COMBINE-lab / alevin-fry

🐟 🔬🦀 alevin-fry is an efficient and flexible tool for processing single-cell sequencing data, currently focused on single-cell transcriptomics and feature barcoding.
https://alevin-fry.readthedocs.io
BSD 3-Clause "New" or "Revised" License
169 stars 15 forks source link

Merging replicates with different permit lists #127

Open ardecasien opened 1 year ago

ardecasien commented 1 year ago

Hello! I’m using alevin-fry to map and quantify single nuclei RNAseq data. I’m trying to merge technical replicates but need to use separate permit lists (each generated from a provided list of valid barcodes) for each replicate. Is there a way to do this (by e.g. merging collated RAD files before quantification)?

rob-p commented 1 year ago

Hi @ardecasien,

Thanks for the question. Let me see if I understand your usecase. You have separate technical replicates. Each replicate has a list of valid barcodes, and you'd like to merge the information from the different replicates into an aggregate quantification.

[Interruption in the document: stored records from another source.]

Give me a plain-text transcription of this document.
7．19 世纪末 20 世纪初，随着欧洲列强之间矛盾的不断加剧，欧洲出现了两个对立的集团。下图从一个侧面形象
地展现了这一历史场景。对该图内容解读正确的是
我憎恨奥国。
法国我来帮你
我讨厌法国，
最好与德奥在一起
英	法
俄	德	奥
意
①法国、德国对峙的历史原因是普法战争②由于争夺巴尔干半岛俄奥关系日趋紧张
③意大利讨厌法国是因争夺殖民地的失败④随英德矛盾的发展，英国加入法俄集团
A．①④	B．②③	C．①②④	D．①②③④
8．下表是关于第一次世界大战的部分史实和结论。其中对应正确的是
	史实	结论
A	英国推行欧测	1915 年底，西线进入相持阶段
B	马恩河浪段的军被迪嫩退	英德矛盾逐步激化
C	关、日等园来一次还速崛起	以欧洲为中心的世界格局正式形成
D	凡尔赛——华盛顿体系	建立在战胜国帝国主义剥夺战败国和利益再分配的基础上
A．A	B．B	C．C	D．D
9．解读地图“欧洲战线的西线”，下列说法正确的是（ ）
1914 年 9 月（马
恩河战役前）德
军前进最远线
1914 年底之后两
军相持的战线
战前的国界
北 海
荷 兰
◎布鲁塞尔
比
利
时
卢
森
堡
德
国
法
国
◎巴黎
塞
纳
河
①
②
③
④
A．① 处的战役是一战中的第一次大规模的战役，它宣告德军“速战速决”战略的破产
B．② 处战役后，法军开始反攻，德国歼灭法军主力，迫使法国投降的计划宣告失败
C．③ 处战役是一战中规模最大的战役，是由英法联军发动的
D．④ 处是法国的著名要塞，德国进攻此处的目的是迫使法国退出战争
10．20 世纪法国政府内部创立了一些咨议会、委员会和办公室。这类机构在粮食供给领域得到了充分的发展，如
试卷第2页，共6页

I guess the best way to do this depends on how the data was prepared. For example, were the technical replicates simply sequenced separately, or were the samples prepared separately as well? If they were prepared separately, then there's no obvious relationship between the barcodes in one sample and those in another, and so it's not clear how they could be aggregated. On the other hand, if the samples were prepared together, and then simply sequenced separately, then the barcodes have the same "meaning" across replicates. In that case, the easiest thing to do would be either to quantify them together in the first place (i.e. merge all of the reads from the different replicates), or to quantify them end to end and then just add the corresponding count matrices. These present slightly different mental models of how one is using the technical replicates, but we're happy to talk through the details of these different choices.

Also, I'm pinging @DongzeHE and @k3yavi here in case they have input or thoughts on this as well.

--Rob

ardecasien commented 1 year ago

Thank you for your swift reply!

We have some samples for which there are two technical replicates that were prepared separately. Since quantification occurs on a cell by cell basis, does this mean that we can process each replicate separately (including the quantification step) and then merge the resulting gene x cell count matrices (i.e., combine all cells attributed to the sample across replicates)?